The synopsis according to Entertainment Weekly reads,
“The film follows new Los Angeles transplant Katie (Awkwafina), who accidentally finds herself with a winning lottery ticket that makes her a target in the Grand Lottery, a new contest in an economically challenged California that allows others to seize the ticket (and its prize) if they kill the winner by sundown.
When Katie joins forces with Noel (John Cena), an amateur jackpot protector, they try to survive the day, facing off against random adversaries and Louis Lewis (Simu Liu), a rival jackpot protector who wants the commission from Katie’s win for himself.”

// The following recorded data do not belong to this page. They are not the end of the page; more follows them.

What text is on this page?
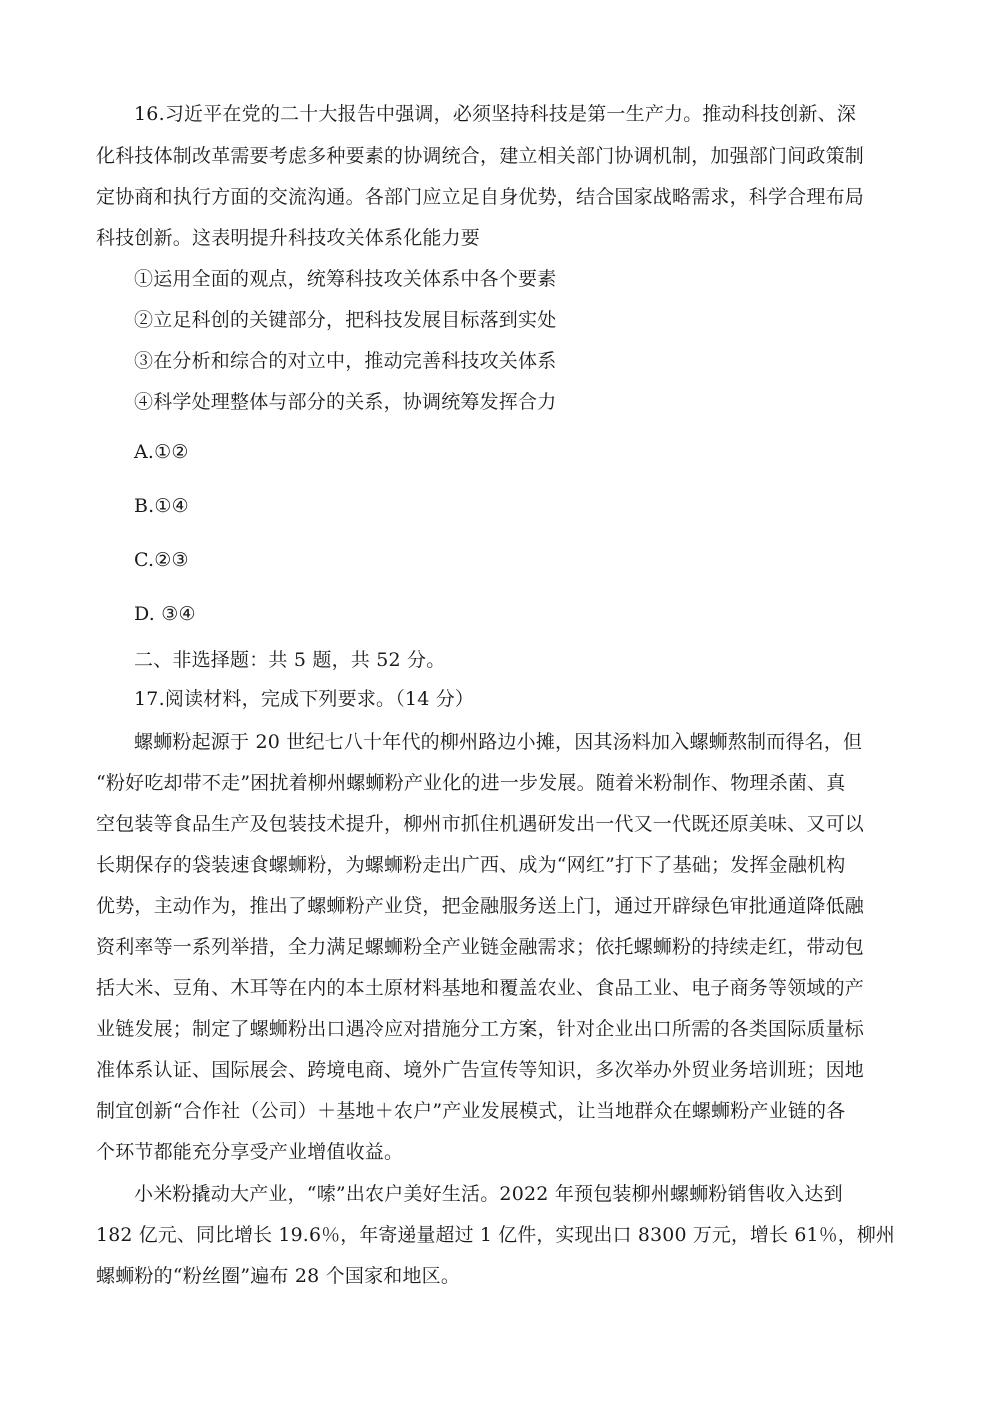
16.习近平在党的二十大报告中强调，必须坚持科技是第一生产力。推动科技创新、深
化科技体制改革需要考虑多种要素的协调统合，建立相关部门协调机制，加强部门间政策制
定协商和执行方面的交流沟通。各部门应立足自身优势，结合国家战略需求，科学合理布局
科技创新。这表明提升科技攻关体系化能力要
①运用全面的观点，统筹科技攻关体系中各个要素
②立足科创的关键部分，把科技发展目标落到实处
③在分析和综合的对立中，推动完善科技攻关体系
④科学处理整体与部分的关系，协调统筹发挥合力
A.①②
B.①④
C.②③
D. ③④
二、非选择题：共 5 题，共 52 分。
17.阅读材料，完成下列要求。（14 分）
螺蛳粉起源于 20 世纪七八十年代的柳州路边小摊，因其汤料加入螺蛳熬制而得名，但
“粉好吃却带不走”困扰着柳州螺蛳粉产业化的进一步发展。随着米粉制作、物理杀菌、真
空包装等食品生产及包装技术提升，柳州市抓住机遇研发出一代又一代既还原美味、又可以
长期保存的袋装速食螺蛳粉，为螺蛳粉走出广西、成为“网红”打下了基础；发挥金融机构
优势，主动作为，推出了螺蛳粉产业贷，把金融服务送上门，通过开辟绿色审批通道降低融
资利率等一系列举措，全力满足螺蛳粉全产业链金融需求；依托螺蛳粉的持续走红，带动包
括大米、豆角、木耳等在内的本土原材料基地和覆盖农业、食品工业、电子商务等领域的产
业链发展；制定了螺蛳粉出口遇冷应对措施分工方案，针对企业出口所需的各类国际质量标
准体系认证、国际展会、跨境电商、境外广告宣传等知识，多次举办外贸业务培训班；因地
制宜创新“合作社（公司）＋基地＋农户”产业发展模式，让当地群众在螺蛳粉产业链的各
个环节都能充分享受产业增值收益。
小米粉撬动大产业，“嗦”出农户美好生活。2022 年预包装柳州螺蛳粉销售收入达到
182 亿元、同比增长 19.6％，年寄递量超过 1 亿件，实现出口 8300 万元，增长 61％，柳州
螺蛳粉的“粉丝圈”遍布 28 个国家和地区。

Feig has dipped his toe in the action genre with The Heat and Spy while still being integrated with his home in comedy. However, the director expresses how much he looked forward to working on this film. He tells EW, “This is the Jackie Chan movie I always wished I could make. What I love about Jackie Chan movies is that he’s a real, everyman caught in a situation he doesn’t want to be in. He’s the master of panicked fighting versus ‘I’m cool, and I’m going to take you on.’ It’s not Bruce Lee. It’s the ‘Get away from me, get away from me’ type of action. I don’t like mayhem and action for action’s sake. It always has to advance the plot, be character-driven, and find the humor in people who aren’t normally in these situations getting in these situations — and how they get themselves out of it.”
The director of such comedies as The Office and Freaks and Geeks also emphasized that the action comes from a fun place, but it’s still taken seriously. He expounded, “It is very fun and ridiculous, but you’re still worried for them because the stakes are real. But you’re never going, like, ‘That’s upsetting.’ I want to keep an elegance about it all and make it fun, but at the same time, I don’t like action comedies where the villain is silly, and everybody is silly. The stakes have to be real. There has to be real danger. It has to be very believable characters, and then you put them in an extreme situation.”